Morbidity and mortality figures for the homelands are no longer kept by the South African Government, all management having been handed over to the Bantustan authorities with their own police and armies, backed by a mass of repressive legislation. Social security is the responsibility of the Bantustans. Pensions and unemployment insurance are frequently delayed and always meagre. Grants from the central government are totally inadequate for health, education and housing. Domestic work-one of the few options for black women in or near white areas-attracts no industrial or social protection, with often complete dependence upon the employer for the worker who, technically, is illegally earning money to support her family away from her so-called homeland.
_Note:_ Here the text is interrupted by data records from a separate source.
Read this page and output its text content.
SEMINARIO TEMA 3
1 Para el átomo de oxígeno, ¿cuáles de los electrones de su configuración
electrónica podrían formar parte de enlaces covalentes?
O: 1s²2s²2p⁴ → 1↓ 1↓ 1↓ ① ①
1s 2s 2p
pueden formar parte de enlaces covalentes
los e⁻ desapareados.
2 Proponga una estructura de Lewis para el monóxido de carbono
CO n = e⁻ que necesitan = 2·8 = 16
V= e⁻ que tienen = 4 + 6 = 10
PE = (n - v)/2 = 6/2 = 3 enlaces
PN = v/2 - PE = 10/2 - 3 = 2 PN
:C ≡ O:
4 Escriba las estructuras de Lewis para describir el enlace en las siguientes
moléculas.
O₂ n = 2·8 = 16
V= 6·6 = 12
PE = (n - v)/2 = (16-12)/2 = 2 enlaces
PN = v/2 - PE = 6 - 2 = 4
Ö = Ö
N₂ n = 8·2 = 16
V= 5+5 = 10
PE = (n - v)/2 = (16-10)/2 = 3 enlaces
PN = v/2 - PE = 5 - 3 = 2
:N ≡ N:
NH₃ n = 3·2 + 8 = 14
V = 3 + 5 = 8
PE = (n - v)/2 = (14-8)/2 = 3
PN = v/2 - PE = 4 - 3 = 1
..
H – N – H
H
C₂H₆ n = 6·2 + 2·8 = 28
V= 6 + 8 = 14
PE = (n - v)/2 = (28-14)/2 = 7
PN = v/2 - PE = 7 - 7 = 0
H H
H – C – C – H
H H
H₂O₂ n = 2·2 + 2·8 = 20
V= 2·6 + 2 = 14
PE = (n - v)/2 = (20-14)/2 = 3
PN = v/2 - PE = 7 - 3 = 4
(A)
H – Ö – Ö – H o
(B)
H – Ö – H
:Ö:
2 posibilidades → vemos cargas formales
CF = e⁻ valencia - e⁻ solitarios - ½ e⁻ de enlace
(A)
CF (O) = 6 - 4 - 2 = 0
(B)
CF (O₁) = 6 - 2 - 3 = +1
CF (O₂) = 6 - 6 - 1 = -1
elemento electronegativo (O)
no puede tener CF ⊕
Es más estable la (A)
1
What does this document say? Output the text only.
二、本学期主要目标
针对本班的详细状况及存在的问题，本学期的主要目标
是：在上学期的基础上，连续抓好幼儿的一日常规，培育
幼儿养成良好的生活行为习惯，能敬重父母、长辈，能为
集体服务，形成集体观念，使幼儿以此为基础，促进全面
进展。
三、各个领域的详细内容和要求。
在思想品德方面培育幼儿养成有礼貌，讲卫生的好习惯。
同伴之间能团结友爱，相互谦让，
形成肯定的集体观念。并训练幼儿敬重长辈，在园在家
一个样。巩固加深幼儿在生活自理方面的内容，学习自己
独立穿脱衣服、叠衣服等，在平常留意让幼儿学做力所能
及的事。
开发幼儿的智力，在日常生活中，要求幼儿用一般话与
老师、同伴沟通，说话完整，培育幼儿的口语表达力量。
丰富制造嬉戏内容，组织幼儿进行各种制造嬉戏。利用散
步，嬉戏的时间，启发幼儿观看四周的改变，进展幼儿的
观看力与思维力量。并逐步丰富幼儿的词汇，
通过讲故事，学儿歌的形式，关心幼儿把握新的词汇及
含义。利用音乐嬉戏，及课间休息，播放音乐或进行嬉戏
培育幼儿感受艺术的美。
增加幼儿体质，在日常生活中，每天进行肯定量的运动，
Most authoritative information on social conditions in South Africa comes to us from the United Nations Commission on Human Rights in a report dated January 1985. It was estimated in the report that in one of the homelands 400,000 people would need feeding. In another homeland 11,000 peasant farmers faced the winter season without any crops. By May 1983 stock deaths in the Ciskei and Transkei had reached 60,000. We hear very little about drought in southern Africa.

Statistics provided by a working group in its report entitled `The Violation of Human Rights in South Africa' indicated that, although the number of people living below the poverty datum line had dropped from 99 per cent to 81 per cent, the number of people living below the poverty line had increased from four million to nearly nine million. In relation to health, it was stated by a cleric, the Reverend Palos, that the extent of infant mortality in the homelands could not be determined, as statistics of deaths due to malnutrition and related diseases were not available.

However, a doctor of one missionary hospital had estimated that 386 children per thousand-that is, nearly four children out of every 10-were dying of malnutrition and related diseases. Of the survivors, 100 to 200 per thousand would have suffered brain damage. In addition, the fact that parents are obliged to leave their children behind in looking for work and survival causes widespread emotional, physical and psychological problems.

The Black Sash organisation in South Africa is a very highly regarded group of women founded 30 years ago. It has long been regarded as amongst the most knowledgeable about the so-called homelands and the plight of relocated people. Mrs Sheena Duncan, head of the Black Sash organisation and widely respected for her long fight against apartheid, has commented on the most recently announced changes in South Africa. It is widely agreed that these changes have occurred as a result of the actions that have been taken by Australia, amongst other members of the international community, over the last few weeks and months. Mrs Duncan commented that her long fight against apartheid seemed at last to be having some effect. On the most recently announced changes in South Africa, she said that the twin moves of restoring South African citizenship to residents of independent Homelands and abolishing the system of influx control were highly significant and not a mere modification or reform.

The impression that is coming to all of us is that, when the international community works in concert from outside South Africa to have some effect on the fiscal position in South Africa, things begin to move. It seems to me to be absolutely essential that all of us in Australia, regardless of our party affiliation, give our full support to our Government which, along with many other nations, is taking the sort of action that is persuading the South African Government that it must modify its represssive policies. As our Minister for Foreign Affairs, Mr Hayden, has said:

. . . unmoved when school children bleed in Soweto and Uitenhage, it--

that is, the South African Government-

will jump when the rand bleeds in London and New York.